Sermaye ve onun hizmetkarları (bir kısım dinciler ve bir kısım milliyetçiler) ile emekçiler ve emek dostları arasında eşitsiz bir çatışma sürdürülüyor. Bu orantısız güçler mücadelesinde emekçilere ve dostlarına karşı savaş hukuku uygulanıyor (Gezi mahkumları; Kavala, Can, Demirtaş ve öteki içerdekiler…).

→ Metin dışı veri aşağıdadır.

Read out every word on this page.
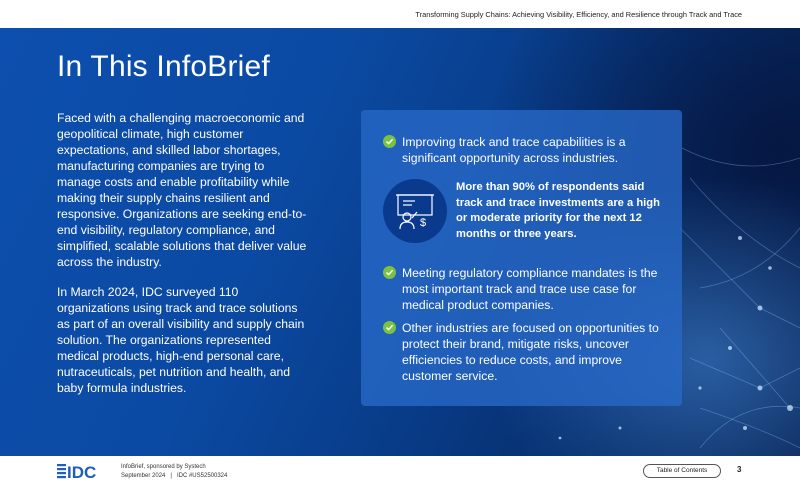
Transforming Supply Chains: Achieving Visibility, Efficiency, and Resilience through Track and Trace
In This InfoBrief

Faced with a challenging macroeconomic and geopolitical climate, high customer expectations, and skilled labor shortages, manufacturing companies are trying to manage costs and enable profitability while making their supply chains resilient and responsive. Organizations are seeking end-to-end visibility, regulatory compliance, and simplified, scalable solutions that deliver value across the industry.

In March 2024, IDC surveyed 110 organizations using track and trace solutions as part of an overall visibility and supply chain solution. The organizations represented medical products, high-end personal care, nutraceuticals, pet nutrition and health, and baby formula industries.

Improving track and trace capabilities is a significant opportunity across industries.
$
More than 90% of respondents said track and trace investments are a high or moderate priority for the next 12 months or three years.
Meeting regulatory compliance mandates is the most important track and trace use case for medical product companies.
Other industries are focused on opportunities to protect their brand, mitigate risks, uncover efficiencies to reduce costs, and improve customer service.
IDC	InfoBrief, sponsored by Systech
September 2024 | IDC #US52500324
Table of Contents	3
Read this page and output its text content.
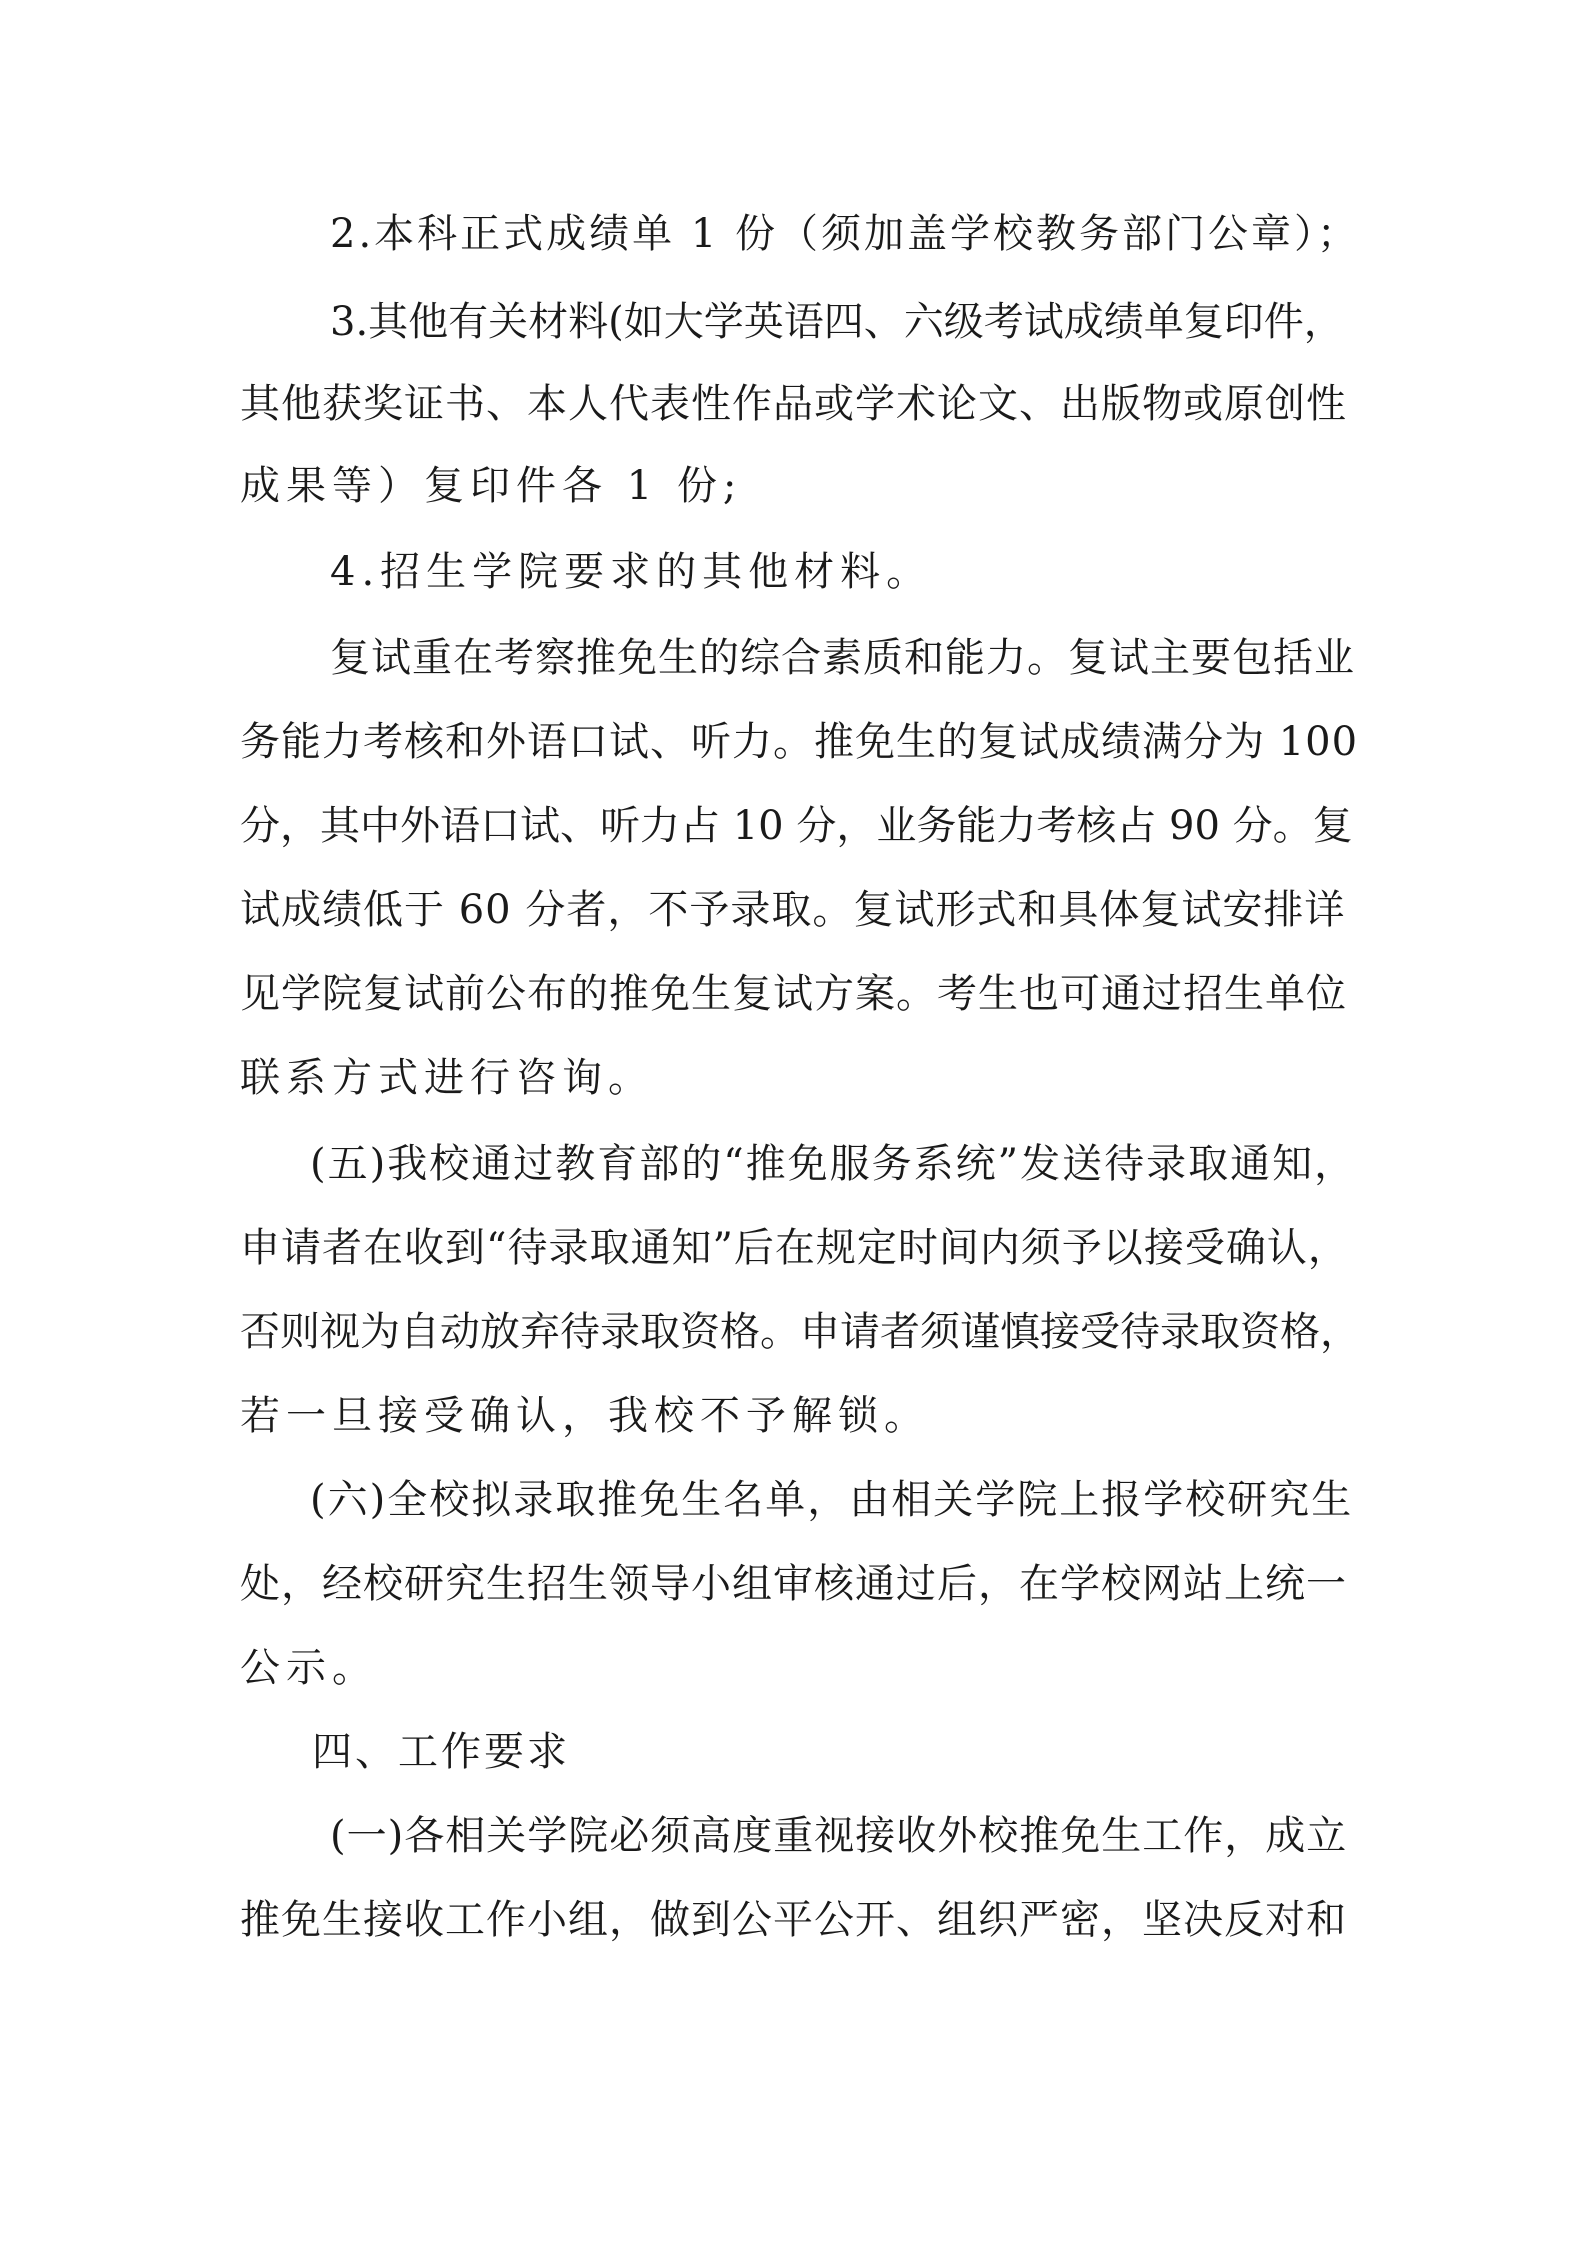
2.本科正式成绩单 1 份（须加盖学校教务部门公章）；
3.其他有关材料(如大学英语四、六级考试成绩单复印件，
其他获奖证书、本人代表性作品或学术论文、出版物或原创性
成果等）复印件各 1 份;
4.招生学院要求的其他材料。
复试重在考察推免生的综合素质和能力。复试主要包括业
务能力考核和外语口试、听力。推免生的复试成绩满分为 100
分，其中外语口试、听力占 10 分，业务能力考核占 90 分。复
试成绩低于 60 分者，不予录取。复试形式和具体复试安排详
见学院复试前公布的推免生复试方案。考生也可通过招生单位
联系方式进行咨询。
(五)我校通过教育部的“推免服务系统”发送待录取通知，
申请者在收到“待录取通知”后在规定时间内须予以接受确认，
否则视为自动放弃待录取资格。申请者须谨慎接受待录取资格，
若一旦接受确认，我校不予解锁。
(六)全校拟录取推免生名单，由相关学院上报学校研究生
处，经校研究生招生领导小组审核通过后，在学校网站上统一
公示。
四、工作要求
(一)各相关学院必须高度重视接收外校推免生工作，成立
推免生接收工作小组，做到公平公开、组织严密，坚决反对和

Ülke tüm kaynakları ile önemle ve özenle korunması gereken nitelikli emek gücünü kaybediyor. İşsizlik tüm azgınlığı ile yaşam mücadelesi veren insanlara saldırıyor! İşe alınmalarda sınav tek değerlendirme kriteri olması gerekirken; yapılan mülakatlarla biatçı yandaşlar işe alınıyor. Sınav bir şekil şartı olarak yapılıyor ama mülakat belirleyici oluyor. Bu olumsuz uygulama sonucunda nitelikli işgücü hızla ülkeyi terk ediyor. Kötü para, iyi parayı kovar kuralı burada da işliyor. Giden insanlarımızın yerine niteliksiz sığınmacılar ülkeyi işgal ediyor. Bütün bunlar yetmemiş gibi; Irak ile yapılan anlaşma gereği, on beş yaşından küçük ve elli yaşından büyük olanlar vizesiz olarak ülkeye girebilecekler(!)
Gelişmiş ülkeler, gelişimi engellenmiş ülkelerin, gelişme olanağı bulabilen yurttaşlarını bünyelerine katmaya devam ediyorlar. Gelişmiş ülkeler kazanırken, gelişmemiş ülkelerde kan kaybetmeye devam ediyor!